胸の真ん中に、桜色に色づいた小さな突起。誘われるように、口に含んだ。
「や、ぁ、あッ……!」
今までとは明らかに違う、色を含んだ声。上目遣いに見上げれば、泣き出しそうに眉を寄せて薄く口を開いた東堂の顔があった。その凶悪なまでのエロさに、将吾の中の何かが弾け飛ぶ。舌で転がし、もう片方は指で撫でて、こねて、突いて。東堂は必死で声を堪えようとしているようだけれど、それでも堪えきれずに上がる声が甘くていやらしくて、将吾は夢中になった。
「小野、ッ……も、しつこいッ……」
とうとう泣きが入って、将吾がようやく我に返る。散々弄られてすっかり紅く硬く尖ったそこは濡れて光り、見てはいけないもののように淫猥な光景だった。
——あ。
ふと視線を下へ向けた時に視界に入った、ふっくらとした盛り上がり。東堂のそこはしっかり反応していた。どくん、と将吾の中で熱が脈打つ。
「こっちも……脱がせて、いい?」
腰に触れて、囁くように聞く。東堂が小さく頷くのを確認して、将吾はハーフパンツのゴムに手をかけた。触れただけでひくりと震えるそこを、下着ごとずるりと下ろして露わにする。

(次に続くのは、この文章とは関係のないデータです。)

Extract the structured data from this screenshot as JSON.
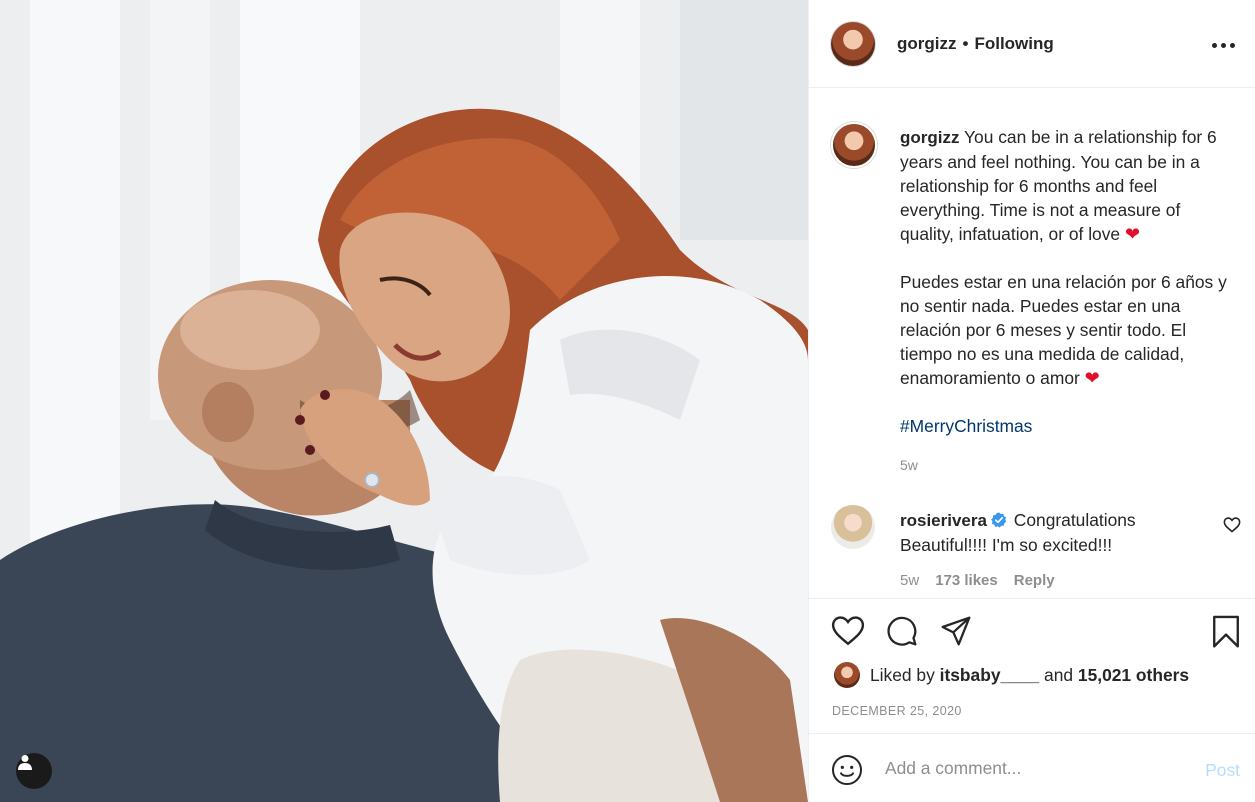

ゴクリ、と自分が唾を飲む音がやたら大きく響いた気がした。何も身につけていない姿になった東堂は、信じられないほど綺麗で、それでいて血が沸騰しそうなほど生々しいエロティックさがある。こんなものが、この世にはあるんだなと、意識の片隅で将吾は思った。
いよいよだ、と緊張する。
これまでにしたことのないこと。ベッドサイドに置いておいたローションを手に取り、東堂の腰の下にバスタオルを敷く。
足をそっと開かせれば、なめらかな陰影を描く太腿の奥にひっそりとそこが姿を現した。
なぜ、自分がこんなにも興奮を覚えるのか、もう将吾は理解することを諦めた。同じ男だとか、そういうことはもうとっくにどうでもよくなっている。自分と同じ体の構造だと頭では認識できても、体が、心が欲しいと騒ぐ。
傷をつけないように、慎重に指にローションをまとわせて、将吾はそこを拓きにかかった。
「ぁ……、ッふ、ん……」
——やべえ。これはマジで、やべえ。
おそらく今、自分は目がぎらついて、引くほど余裕のない顔をしているだろう。
東堂の中は熱く溶けていて、柔らかいのに、きつく将吾の指を締め付けた。ここに自分のものを入れることを想像しただけで、ぐうっと将吾の喉が低く鳴る。熱をまとった素肌から立ち上る東堂の匂いは紛れもなく雄のもので、それなのに将吾は身が総毛立つような興奮を覚えた。
早く、入れたい。けれど、東堂に負担を強いたくもない。東堂の漏らす声に煽られながらも将吾は辛抱強く、丹念に、小さな窄まりをほぐした。